А потом увидела его. Он был такой маленький, что сначала я брезгливо приняла его за большую крысу, забившуюся под водосточную трубу. Лишь со второго раза я разглядела крошечного терьерчика.
Бедняга дрожал от холода. Я перешла дорогу, нагнулась и протянула к нему свободную руку, для чего зонт пришлось закрыть и перехватить под мышкой. С затылка за шиворот мне тотчас же побежала вода. Щенок в ужасе отпрянул, но потом подался вперед и нерешительно ткнулся мне в ладонь холодным мокрым носом.

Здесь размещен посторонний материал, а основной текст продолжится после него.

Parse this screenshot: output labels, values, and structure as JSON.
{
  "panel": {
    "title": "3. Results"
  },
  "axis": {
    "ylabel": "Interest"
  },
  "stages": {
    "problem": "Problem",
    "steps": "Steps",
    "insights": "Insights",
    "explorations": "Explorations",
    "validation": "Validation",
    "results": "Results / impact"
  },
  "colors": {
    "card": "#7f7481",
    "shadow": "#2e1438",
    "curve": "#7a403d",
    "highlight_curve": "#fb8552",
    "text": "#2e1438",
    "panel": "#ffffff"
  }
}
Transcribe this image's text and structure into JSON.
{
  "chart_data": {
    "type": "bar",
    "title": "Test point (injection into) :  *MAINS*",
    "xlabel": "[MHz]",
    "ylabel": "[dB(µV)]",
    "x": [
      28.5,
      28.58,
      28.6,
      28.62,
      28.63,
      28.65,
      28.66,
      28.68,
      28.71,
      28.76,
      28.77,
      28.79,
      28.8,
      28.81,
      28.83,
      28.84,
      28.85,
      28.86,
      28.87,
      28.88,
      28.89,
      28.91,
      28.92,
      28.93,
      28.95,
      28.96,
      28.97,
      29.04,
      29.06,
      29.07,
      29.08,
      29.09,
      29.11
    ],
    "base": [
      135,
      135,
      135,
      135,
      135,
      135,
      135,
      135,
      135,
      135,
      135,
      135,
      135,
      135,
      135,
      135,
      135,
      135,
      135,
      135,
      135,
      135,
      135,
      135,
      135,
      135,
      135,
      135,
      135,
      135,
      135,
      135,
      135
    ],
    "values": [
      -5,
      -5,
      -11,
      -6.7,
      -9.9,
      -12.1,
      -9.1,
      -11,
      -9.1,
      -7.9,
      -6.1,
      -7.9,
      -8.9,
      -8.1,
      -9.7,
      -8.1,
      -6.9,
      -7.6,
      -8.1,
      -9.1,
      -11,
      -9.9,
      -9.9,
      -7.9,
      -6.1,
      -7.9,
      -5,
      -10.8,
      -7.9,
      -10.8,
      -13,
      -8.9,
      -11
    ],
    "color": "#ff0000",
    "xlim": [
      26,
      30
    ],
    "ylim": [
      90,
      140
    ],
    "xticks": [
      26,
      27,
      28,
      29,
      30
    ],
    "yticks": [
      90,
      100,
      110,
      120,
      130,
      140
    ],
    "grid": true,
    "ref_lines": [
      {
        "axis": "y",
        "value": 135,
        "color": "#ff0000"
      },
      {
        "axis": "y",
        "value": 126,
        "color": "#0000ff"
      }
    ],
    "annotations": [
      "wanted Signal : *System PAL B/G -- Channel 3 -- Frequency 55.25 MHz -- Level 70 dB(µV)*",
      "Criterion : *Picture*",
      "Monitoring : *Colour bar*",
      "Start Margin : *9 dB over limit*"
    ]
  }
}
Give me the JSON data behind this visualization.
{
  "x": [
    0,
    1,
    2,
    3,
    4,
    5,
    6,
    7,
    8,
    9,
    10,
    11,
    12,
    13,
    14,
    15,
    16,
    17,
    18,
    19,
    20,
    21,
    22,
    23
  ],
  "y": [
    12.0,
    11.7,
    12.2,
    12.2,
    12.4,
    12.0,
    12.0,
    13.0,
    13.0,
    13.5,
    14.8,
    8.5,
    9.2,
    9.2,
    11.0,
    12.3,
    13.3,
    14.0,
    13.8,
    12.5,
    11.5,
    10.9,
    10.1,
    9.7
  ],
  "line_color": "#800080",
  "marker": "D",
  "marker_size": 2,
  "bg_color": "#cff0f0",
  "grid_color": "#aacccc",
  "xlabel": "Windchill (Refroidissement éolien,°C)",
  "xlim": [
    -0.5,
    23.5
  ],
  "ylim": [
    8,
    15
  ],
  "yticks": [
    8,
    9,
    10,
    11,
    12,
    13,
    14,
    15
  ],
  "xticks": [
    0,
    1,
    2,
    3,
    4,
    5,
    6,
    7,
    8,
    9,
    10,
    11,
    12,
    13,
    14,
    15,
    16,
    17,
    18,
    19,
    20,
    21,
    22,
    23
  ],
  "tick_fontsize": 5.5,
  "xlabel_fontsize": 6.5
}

Я схватила его одной рукой, чувствуя, как пиццы опасно накренились, и поскальзываясь в лужах, поспешила домой.
— Пришла-а? Я голоден! — закричал мне из спальни Марк.
— Смотри, кого я нашла!
Марк встал в дверном проеме, скрестив руки на груди:
— Ты в курсе, что нельзя трогать бездомных собак? Может, у него глисты, блохи или даже бешенство?
— В Италии нет бездомных собак, — парировала я, вручая ему щенка и коробки и опускаясь на корточки, чтобы снять обувь. — Посмотри, он породистый. Это точно чей-то потеряш. Да у него же ошейник!
И действительно: на шее щенка была тонкая голубая полосочка. Мы закутали терьера в полотенце, налили ему воды в блюдце и скормили пару кусочков пиццы. Когда он обсох, стало ясно, что его шерстка белоснежная и что его давно не стригли.
— Какой хорошенький! — всплеснула руками я.
— Мне тоже нравится. Хотя обычно я не люблю декоративных собак, — кивнул Марк. — Но хочешь, заведем такого же, когда вернешься домой?